Predicting phenotype transition probabilities via conditional algorithmic probability approximations

Abstract

Unravelling the structure of genotype-phenotype (GP) maps is an important problem in biology. Recently, arguments inspired by algorithmic information theory (AIT) and Kolmogorov complexity have been invoked to uncover simplicity bias in GP maps, an exponentially decaying upper bound in phenotype probability with increasing phenotype descriptional complexity.
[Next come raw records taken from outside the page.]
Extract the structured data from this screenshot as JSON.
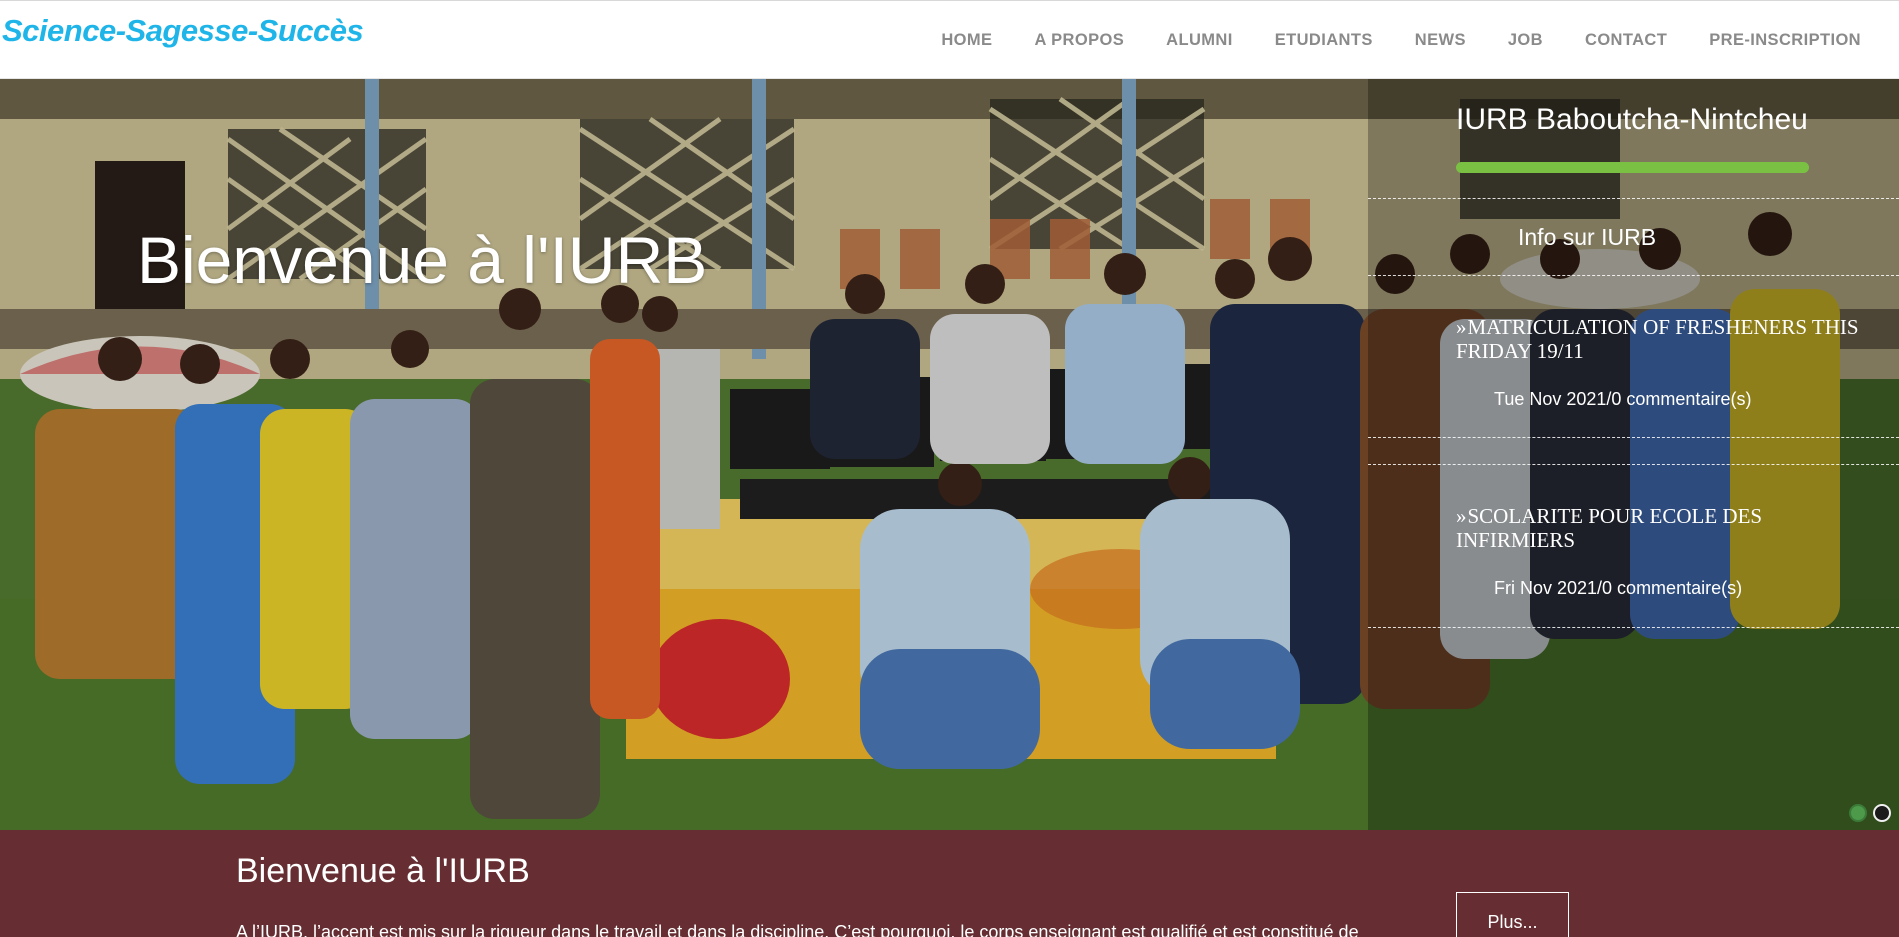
{
  "header": {
    "brand": "Science-Sagesse-Succès",
    "nav": [
      {
        "label": "HOME"
      },
      {
        "label": "A PROPOS"
      },
      {
        "label": "ALUMNI"
      },
      {
        "label": "ETUDIANTS"
      },
      {
        "label": "NEWS"
      },
      {
        "label": "JOB"
      },
      {
        "label": "CONTACT"
      },
      {
        "label": "PRE-INSCRIPTION"
      }
    ]
  },
  "hero": {
    "title": "Bienvenue à l'IURB",
    "panel": {
      "title": "IURB Baboutcha-Nintcheu",
      "subtitle": "Info sur IURB",
      "news": [
        {
          "chevron": "»",
          "title": "MATRICULATION OF FRESHENERS THIS FRIDAY 19/11",
          "meta": "Tue Nov 2021/0 commentaire(s)"
        },
        {
          "chevron": "»",
          "title": "SCOLARITE POUR ECOLE DES INFIRMIERS",
          "meta": "Fri Nov 2021/0 commentaire(s)"
        }
      ]
    }
  },
  "welcome": {
    "title": "Bienvenue à l'IURB",
    "text": "A l’IURB, l’accent est mis sur la rigueur dans le travail et dans la discipline. C’est pourquoi, le corps enseignant est qualifié et est constitué de",
    "button": "Plus..."
  },
  "colors": {
    "brand": "#1fb5e8",
    "nav": "#8a8a8a",
    "accent_bar": "#7ac143",
    "welcome_bg": "#662e32"
  }
}
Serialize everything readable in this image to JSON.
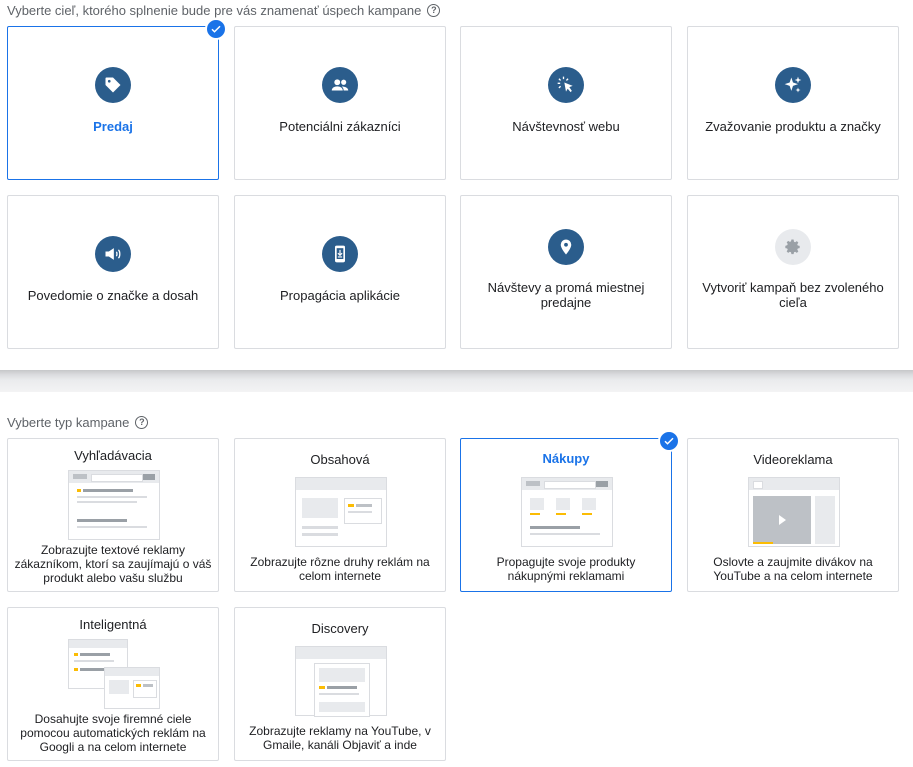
{
  "goal_section": {
    "title": "Vyberte cieľ, ktorého splnenie bude pre vás znamenať úspech kampane",
    "help_icon": "help-circle-icon",
    "goals": [
      {
        "label": "Predaj",
        "icon": "tag-icon",
        "selected": true
      },
      {
        "label": "Potenciálni zákazníci",
        "icon": "people-icon",
        "selected": false
      },
      {
        "label": "Návštevnosť webu",
        "icon": "cursor-click-icon",
        "selected": false
      },
      {
        "label": "Zvažovanie produktu a značky",
        "icon": "sparkle-icon",
        "selected": false
      },
      {
        "label": "Povedomie o značke a dosah",
        "icon": "megaphone-icon",
        "selected": false
      },
      {
        "label": "Propagácia aplikácie",
        "icon": "phone-download-icon",
        "selected": false
      },
      {
        "label": "Návštevy a promá miestnej predajne",
        "icon": "location-pin-icon",
        "selected": false
      },
      {
        "label": "Vytvoriť kampaň bez zvoleného cieľa",
        "icon": "gear-icon",
        "selected": false
      }
    ]
  },
  "type_section": {
    "title": "Vyberte typ kampane",
    "help_icon": "help-circle-icon",
    "types": [
      {
        "title": "Vyhľadávacia",
        "description": "Zobrazujte textové reklamy zákazníkom, ktorí sa zaujímajú o váš produkt alebo vašu službu",
        "selected": false
      },
      {
        "title": "Obsahová",
        "description": "Zobrazujte rôzne druhy reklám na celom internete",
        "selected": false
      },
      {
        "title": "Nákupy",
        "description": "Propagujte svoje produkty nákupnými reklamami",
        "selected": true
      },
      {
        "title": "Videoreklama",
        "description": "Oslovte a zaujmite divákov na YouTube a na celom internete",
        "selected": false
      },
      {
        "title": "Inteligentná",
        "description": "Dosahujte svoje firemné ciele pomocou automatických reklám na Googli a na celom internete",
        "selected": false
      },
      {
        "title": "Discovery",
        "description": "Zobrazujte reklamy na YouTube, v Gmaile, kanáli Objaviť a inde",
        "selected": false
      }
    ]
  },
  "colors": {
    "accent": "#1a73e8",
    "icon_circle": "#2b5d8c",
    "highlight": "#fbbc04"
  }
}
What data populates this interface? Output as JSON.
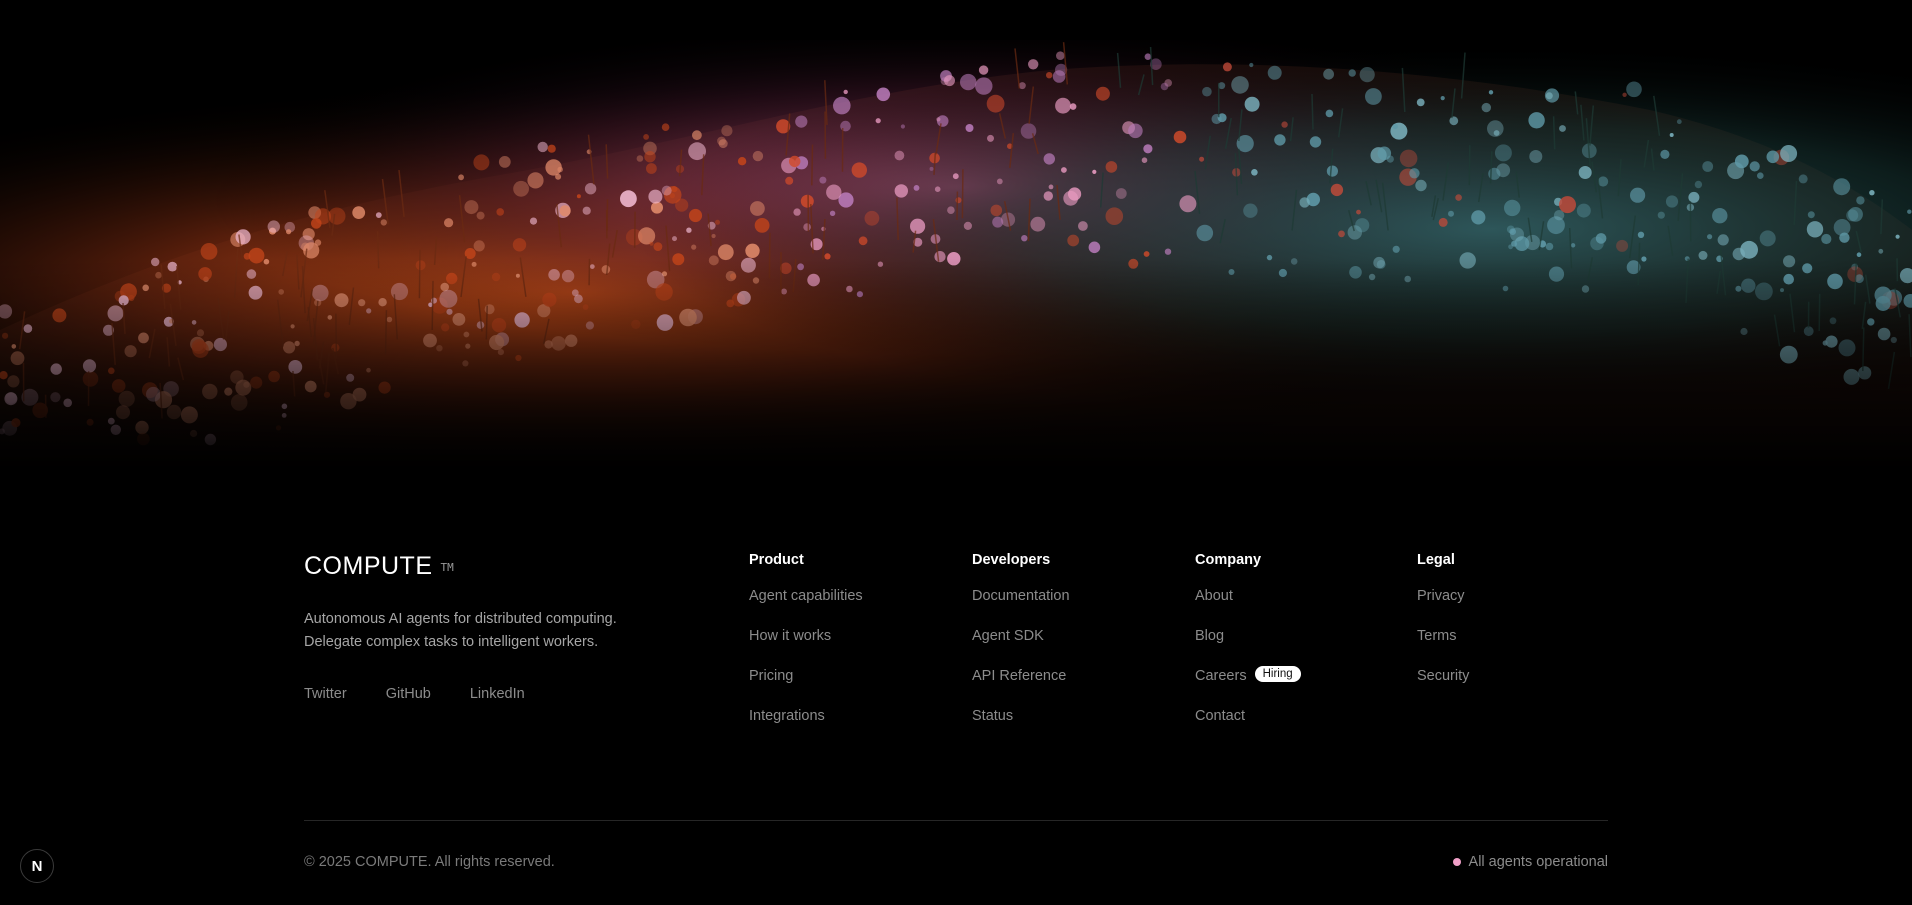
{
  "hero": {
    "image_description": "flower-meadow"
  },
  "brand": {
    "name": "COMPUTE",
    "tm": "TM",
    "tagline_line1": "Autonomous AI agents for distributed computing.",
    "tagline_line2": "Delegate complex tasks to intelligent workers."
  },
  "social": [
    "Twitter",
    "GitHub",
    "LinkedIn"
  ],
  "columns": [
    {
      "title": "Product",
      "links": [
        "Agent capabilities",
        "How it works",
        "Pricing",
        "Integrations"
      ]
    },
    {
      "title": "Developers",
      "links": [
        "Documentation",
        "Agent SDK",
        "API Reference",
        "Status"
      ]
    },
    {
      "title": "Company",
      "links": [
        "About",
        "Blog",
        "Careers",
        "Contact"
      ],
      "badge": "Hiring"
    },
    {
      "title": "Legal",
      "links": [
        "Privacy",
        "Terms",
        "Security"
      ]
    }
  ],
  "footer": {
    "copyright": "© 2025 COMPUTE. All rights reserved.",
    "status": "All agents operational",
    "status_color": "#f0a0c8"
  },
  "dev_badge": {
    "letter": "N"
  },
  "colors": {
    "background": "#000000",
    "muted_text": "#8c8c8c",
    "heading_text": "#ffffff"
  }
}
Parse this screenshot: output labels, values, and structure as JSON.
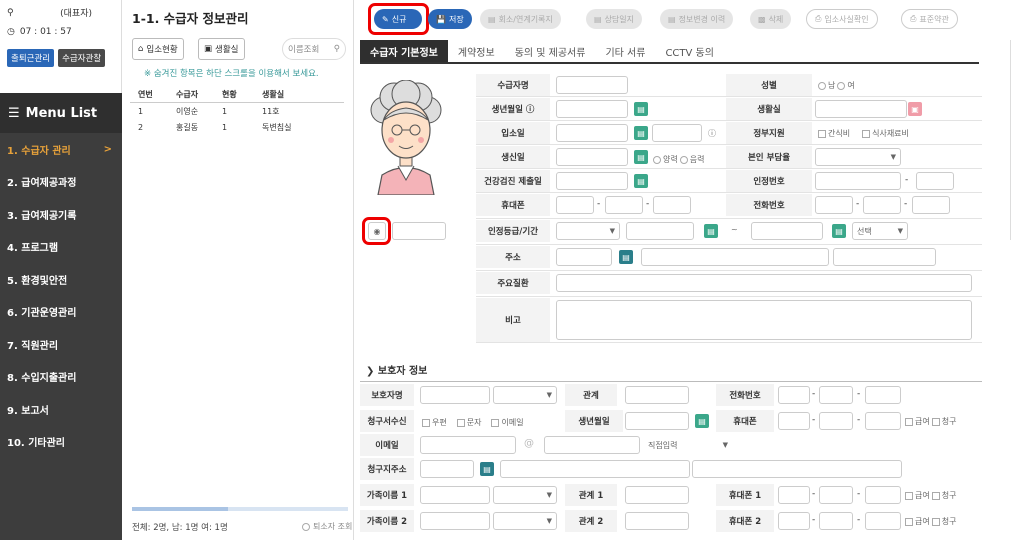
{
  "user": {
    "role": "(대표자)",
    "time": "07 : 01 : 57"
  },
  "side_buttons": {
    "attend": "출퇴근관리",
    "observe": "수급자관찰"
  },
  "menu": {
    "title": "Menu List",
    "items": [
      "1. 수급자 관리",
      "2. 급여제공과정",
      "3. 급여제공기록",
      "4. 프로그램",
      "5. 환경및안전",
      "6. 기관운영관리",
      "7. 직원관리",
      "8. 수입지출관리",
      "9. 보고서",
      "10. 기타관리"
    ],
    "active_marker": ">"
  },
  "list": {
    "title": "1-1. 수급자 정보관리",
    "btn_status": "입소현황",
    "btn_room": "생활실",
    "btn_search": "이름조회",
    "hint": "※ 숨겨진 항목은 하단 스크롤을 이용해서 보세요.",
    "headers": [
      "연번",
      "수급자",
      "현황",
      "생활실"
    ],
    "rows": [
      [
        "1",
        "이영순",
        "1",
        "11호"
      ],
      [
        "2",
        "홍길동",
        "1",
        "독변침실"
      ]
    ],
    "footer": "전체: 2명, 남: 1명 여: 1명",
    "retire": "퇴소자 조회"
  },
  "toolbar": {
    "new": "신규",
    "save": "저장",
    "b3": "회소/연계기록지",
    "b4": "상담일지",
    "b5": "정보변경 이력",
    "b6": "삭제",
    "b7": "입소사실확인",
    "b8": "표준약관"
  },
  "tabs": [
    "수급자 기본정보",
    "계약정보",
    "동의 및 제공서류",
    "기타 서류",
    "CCTV 동의"
  ],
  "form": {
    "name": "수급자명",
    "gender": "성별",
    "male": "남",
    "female": "여",
    "birth": "생년월일 ⓘ",
    "room": "생활실",
    "admit": "입소일",
    "gov": "정부지원",
    "snack": "간식비",
    "meal": "식사재료비",
    "birthday": "생신일",
    "lunar": "양력",
    "solar": "음력",
    "burden": "본인 부담율",
    "health": "건강검진 제출일",
    "cert": "인정번호",
    "mobile": "휴대폰",
    "phone": "전화번호",
    "grade": "인정등급/기간",
    "select": "선택",
    "tilde": "~",
    "addr": "주소",
    "disease": "주요질환",
    "note": "비고"
  },
  "guardian": {
    "title": "보호자 정보",
    "name": "보호자명",
    "rel": "관계",
    "phone": "전화번호",
    "billing": "청구서수신",
    "post": "우편",
    "sms": "문자",
    "email_chk": "이메일",
    "birth": "생년월일",
    "mobile": "휴대폰",
    "pay": "급여",
    "claim": "청구",
    "email": "이메일",
    "at": "@",
    "direct": "직접입력",
    "baddr": "청구지주소",
    "fam1": "가족이름 1",
    "rel1": "관계 1",
    "mob1": "휴대폰 1",
    "fam2": "가족이름 2",
    "rel2": "관계 2",
    "mob2": "휴대폰 2"
  }
}
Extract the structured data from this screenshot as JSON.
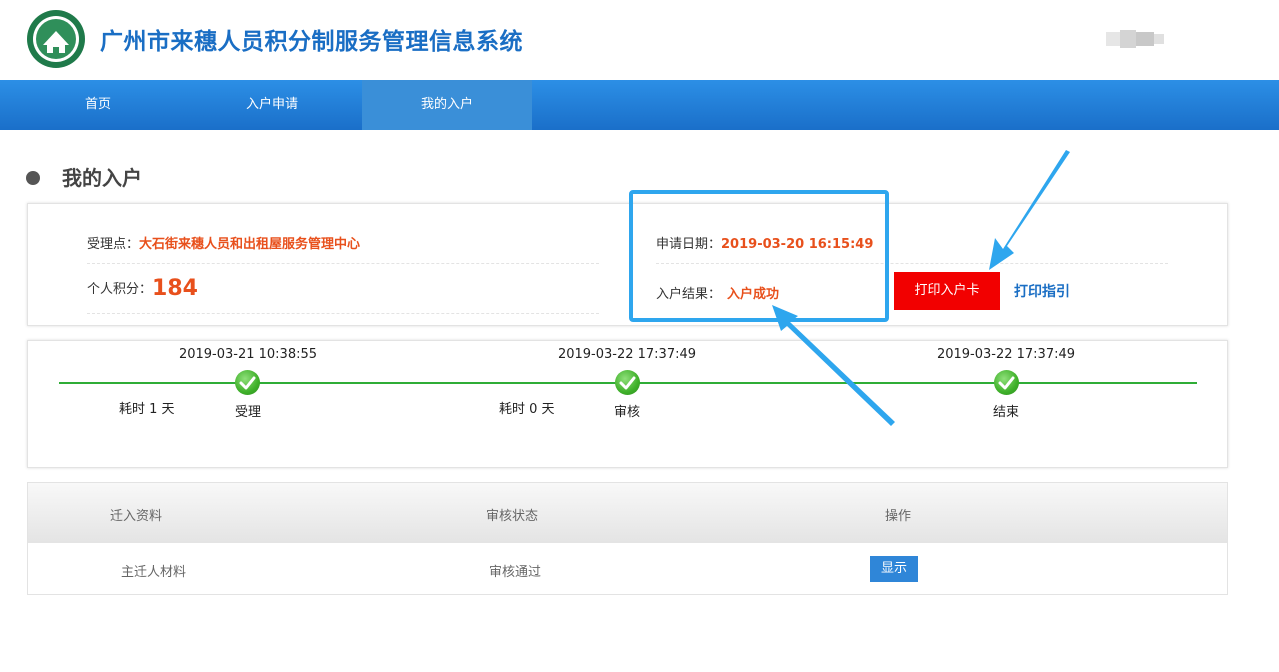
{
  "header": {
    "logo_icon": "city-emblem-icon",
    "title": "广州市来穗人员积分制服务管理信息系统"
  },
  "nav": {
    "items": [
      {
        "label": "首页"
      },
      {
        "label": "入户申请"
      },
      {
        "label": "我的入户",
        "active": true
      }
    ]
  },
  "section": {
    "title": "我的入户"
  },
  "info": {
    "office_label": "受理点：",
    "office_value": "大石街来穗人员和出租屋服务管理中心",
    "score_label": "个人积分：",
    "score_value": "184",
    "date_label": "申请日期：",
    "date_value": "2019-03-20 16:15:49",
    "result_label": "入户结果：",
    "result_value": "入户成功",
    "print_card_button": "打印入户卡",
    "print_guide_link": "打印指引"
  },
  "timeline": {
    "steps": [
      {
        "time": "2019-03-21 10:38:55",
        "label": "受理"
      },
      {
        "time": "2019-03-22 17:37:49",
        "label": "审核"
      },
      {
        "time": "2019-03-22 17:37:49",
        "label": "结束"
      }
    ],
    "durations": [
      "耗时 1 天",
      "耗时 0 天"
    ]
  },
  "table": {
    "headers": [
      "迁入资料",
      "审核状态",
      "操作"
    ],
    "rows": [
      {
        "material": "主迁人材料",
        "status": "审核通过",
        "action": "显示"
      }
    ]
  },
  "colors": {
    "brand_blue": "#1a6ec4",
    "accent_orange": "#e8501c",
    "print_red": "#f20000",
    "success_green": "#2fad36",
    "annotation_blue": "#2ea6ee"
  }
}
This means that phenotypes with very many genotypes assigned via the GP map must be simple, while complex phenotypes must have few genotypes assigned. Here we use similar arguments to bound the probability P(x → y) that phenotype x, upon random genetic mutation, transitions to phenotype y. The bound is P(x → y)≲ 2−aK˜(y|x)−b, where K˜(y|x) is the estimated conditional complexity of y given x, quantifying how much extra information is required to make y given access to x. This upper bound is related to the conditional form of algorithmic probability from AIT. We demonstrate the practical applicability of our derived bound by predicting phenotype transition probabilities (and other related quantities) in simulations of RNA and protein secondary structures. Our work contributes to a general mathematical understanding of GP maps, and may also facilitate the prediction of transition probabilities directly from examining phenotype themselves, without utilising detailed knowledge of the GP map.